山不在高但谷很低


慚愧,本來我是不曉得這首《Peak and Valley》、出色得過分的《高山低谷》的,多得Sammi在她的演唱會尾場唱了,一聽鍾情。那夜步出演唱會場館時,我一邊和紅姑WhatsApp,一邊急不及待上網找它的歌詞,恨不得立即親眼把每一粒文字細嚼一次、用心細味一次。

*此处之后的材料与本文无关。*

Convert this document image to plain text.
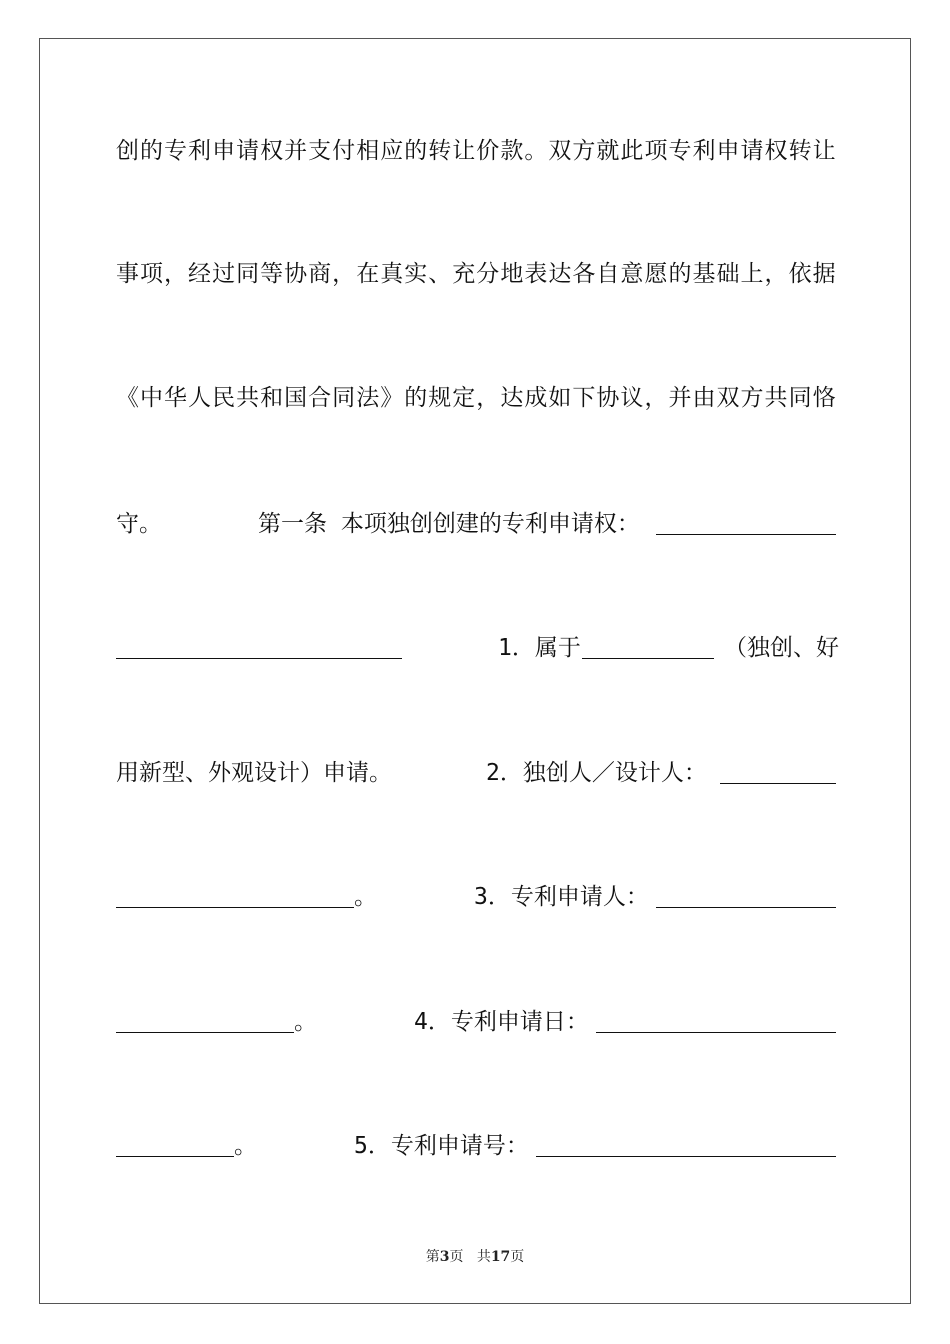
创的专利申请权并支付相应的转让价款。双方就此项专利申请权转让
事项，经过同等协商，在真实、充分地表达各自意愿的基础上，依据
《中华人民共和国合同法》的规定，达成如下协议，并由双方共同恪
守。	第一条 本项独创创建的专利申请权：
1．属于	（独创、好
用新型、外观设计）申请。	2．独创人／设计人：
。	3．专利申请人：
。	4．专利申请日：
。	5．专利申请号：
第3页 共17页
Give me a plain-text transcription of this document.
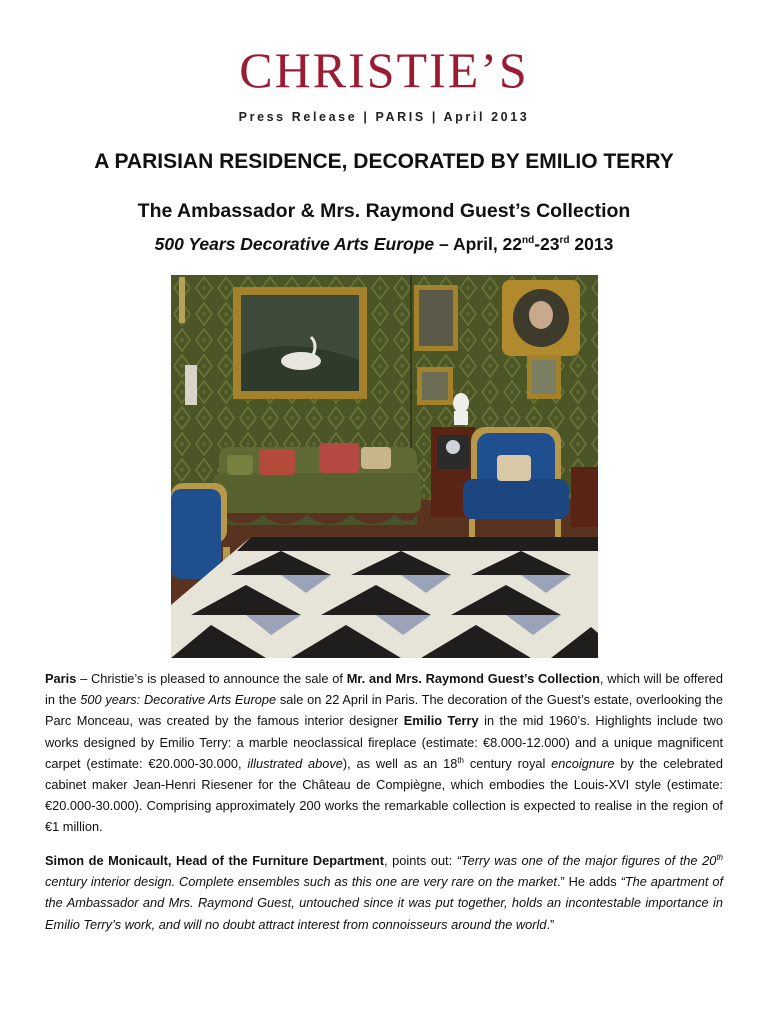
CHRISTIE’S
Press Release | PARIS | April 2013
A PARISIAN RESIDENCE, DECORATED BY EMILIO TERRY
The Ambassador & Mrs. Raymond Guest’s Collection
500 Years Decorative Arts Europe – April, 22nd-23rd 2013
Paris – Christie’s is pleased to announce the sale of Mr. and Mrs. Raymond Guest’s Collection, which will be offered in the 500 years: Decorative Arts Europe sale on 22 April in Paris. The decoration of the Guest’s estate, overlooking the Parc Monceau, was created by the famous interior designer Emilio Terry in the mid 1960’s. Highlights include two works designed by Emilio Terry: a marble neoclassical fireplace (estimate: €8.000-12.000) and a unique magnificent carpet (estimate: €20.000-30.000, illustrated above), as well as an 18th century royal encoignure by the celebrated cabinet maker Jean-Henri Riesener for the Château de Compiègne, which embodies the Louis-XVI style (estimate: €20.000-30.000). Comprising approximately 200 works the remarkable collection is expected to realise in the region of €1 million.
Simon de Monicault, Head of the Furniture Department, points out: “Terry was one of the major figures of the 20th century interior design. Complete ensembles such as this one are very rare on the market.” He adds “The apartment of the Ambassador and Mrs. Raymond Guest, untouched since it was put together, holds an incontestable importance in Emilio Terry’s work, and will no doubt attract interest from connoisseurs around the world.”
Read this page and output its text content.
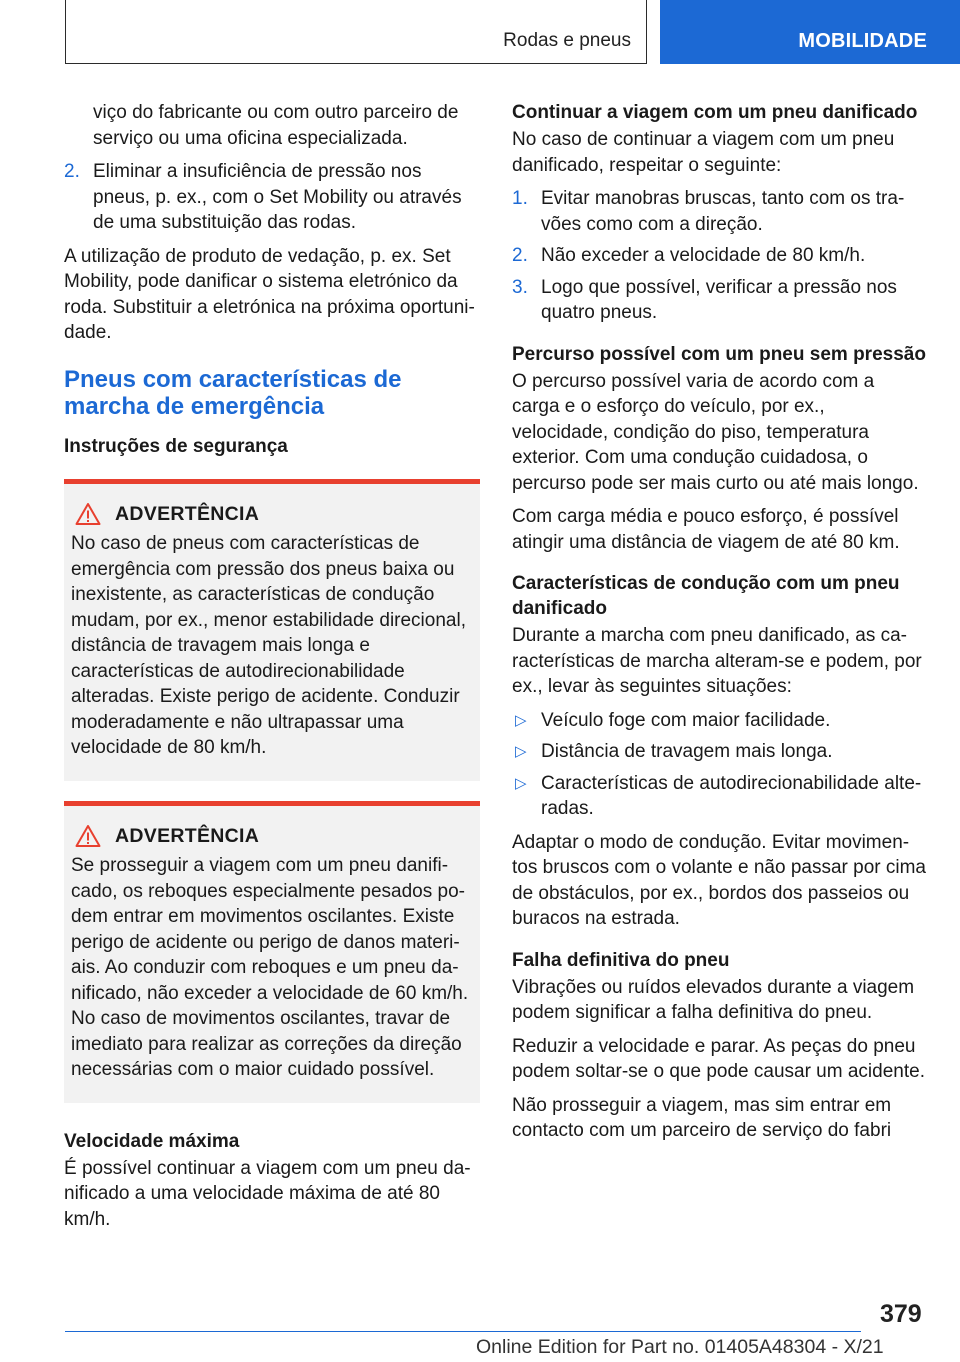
Rodas e pneus	MOBILIDADE

viço do fabricante ou com outro parceiro de serviço ou uma oficina especializada.

2. Eliminar a insuficiência de pressão nos pneus, p. ex., com o Set Mobility ou através de uma substituição das rodas.

A utilização de produto de vedação, p. ex. Set Mobility, pode danificar o sistema eletrónico da roda. Substituir a eletrónica na próxima oportunidade.

Pneus com características de marcha de emergência
Instruções de segurança
ADVERTÊNCIA

No caso de pneus com características de emergência com pressão dos pneus baixa ou inexistente, as características de condução mudam, por ex., menor estabilidade direcional, distância de travagem mais longa e características de autodirecionabilidade alteradas. Existe perigo de acidente. Conduzir moderadamente e não ultrapassar uma velocidade de 80 km/h.

ADVERTÊNCIA

Se prosseguir a viagem com um pneu danificado, os reboques especialmente pesados podem entrar em movimentos oscilantes. Existe perigo de acidente ou perigo de danos materiais. Ao conduzir com reboques e um pneu danificado, não exceder a velocidade de 60 km/h. No caso de movimentos oscilantes, travar de imediato para realizar as correções da direção necessárias com o maior cuidado possível.

Velocidade máxima

É possível continuar a viagem com um pneu danificado a uma velocidade máxima de até 80 km/h.

Continuar a viagem com um pneu danificado

No caso de continuar a viagem com um pneu danificado, respeitar o seguinte:

1. Evitar manobras bruscas, tanto com os travões como com a direção.
2. Não exceder a velocidade de 80 km/h.
3. Logo que possível, verificar a pressão nos quatro pneus.
Percurso possível com um pneu sem pressão

O percurso possível varia de acordo com a carga e o esforço do veículo, por ex., velocidade, condição do piso, temperatura exterior. Com uma condução cuidadosa, o percurso pode ser mais curto ou até mais longo.

Com carga média e pouco esforço, é possível atingir uma distância de viagem de até 80 km.

Características de condução com um pneu danificado

Durante a marcha com pneu danificado, as características de marcha alteram-se e podem, por ex., levar às seguintes situações:

▷ Veículo foge com maior facilidade.
▷ Distância de travagem mais longa.
▷ Características de autodirecionabilidade alteradas.

Adaptar o modo de condução. Evitar movimentos bruscos com o volante e não passar por cima de obstáculos, por ex., bordos dos passeios ou buracos na estrada.

Falha definitiva do pneu

Vibrações ou ruídos elevados durante a viagem podem significar a falha definitiva do pneu.

Reduzir a velocidade e parar. As peças do pneu podem soltar-se o que pode causar um acidente.

Não prosseguir a viagem, mas sim entrar em contacto com um parceiro de serviço do fabri

379
Online Edition for Part no. 01405A48304 - X/21
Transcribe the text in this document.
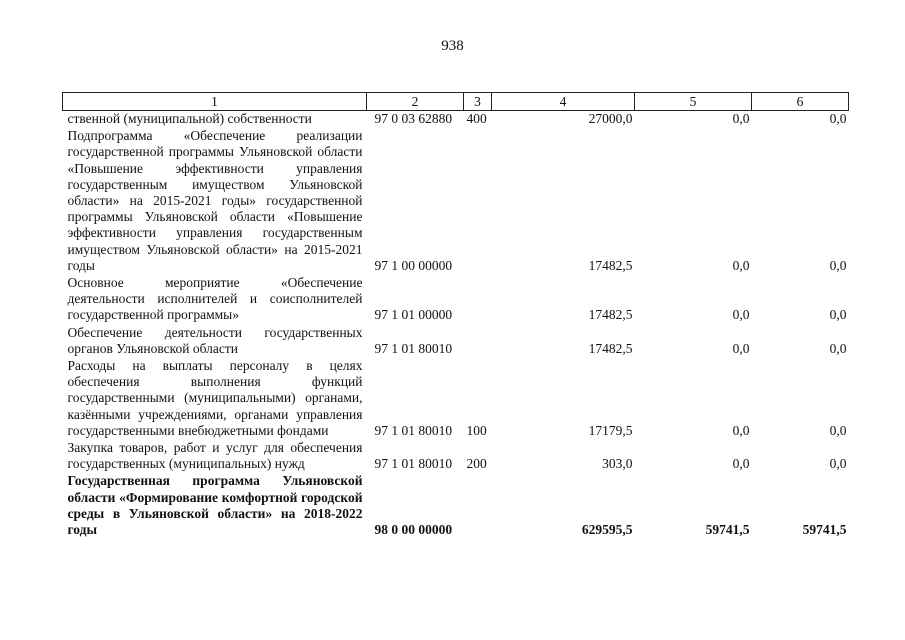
938
1	2	3	4	5	6
ственной (муниципальной) собственности	97 0 03 62880	400	27000,0	0,0	0,0
Подпрограмма «Обеспечение реализации государственной программы Ульяновской области «Повышение эффективности управления государственным имуществом Ульяновской области» на 2015-2021 годы» государственной программы Ульяновской области «Повышение эффективности управления государственным имуществом Ульяновской области» на 2015-2021 годы	97 1 00 00000		17482,5	0,0	0,0
Основное мероприятие «Обеспечение деятельности исполнителей и соисполнителей государственной программы»	97 1 01 00000		17482,5	0,0	0,0
Обеспечение деятельности государственных органов Ульяновской области	97 1 01 80010		17482,5	0,0	0,0
Расходы на выплаты персоналу в целях обеспечения выполнения функций государственными (муниципальными) органами, казёнными учреждениями, органами управления государственными внебюджетными фондами	97 1 01 80010	100	17179,5	0,0	0,0
Закупка товаров, работ и услуг для обеспечения государственных (муниципальных) нужд	97 1 01 80010	200	303,0	0,0	0,0
Государственная программа Ульяновской области «Формирование комфортной городской среды в Ульяновской области» на 2018-2022 годы	98 0 00 00000		629595,5	59741,5	59741,5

我是那種不易過電的人,但能中伏的話,一電入魂,《高山低谷》正是這種。

全晚最喜歡她唱Halleujah和《高山低谷》(哈哈,不是《不要驚動愛情》,也不是《一追再追》),私自認為那是她全晚唱得最投入忘我的,肉身化成音樂、靈魂「顏」碎揉進歌裏了。前者有Leonard Cohen絕世演繹,和那麼多獨步天下的cover versions(k.d. Lang的、Rufus Wainwright的,什麼火候味道都有),聽盡千帆,她那晚再唱還能令人感動,難得。如果要寫一篇演唱會看後報告,兩首都是重點。

但最撼動我的還是突如其來的《高山低谷》,黐線咁好聽,黐線咁好的詞,就像一句要命的:「未曾長夜痛哭不能語以人生」,那麼深沉,那麼剔透,但心懷更宏闊,眼前看見日暮涼風吹動着簷下那孤燈,蒼勁,堅信,聽完要吸一大口氣。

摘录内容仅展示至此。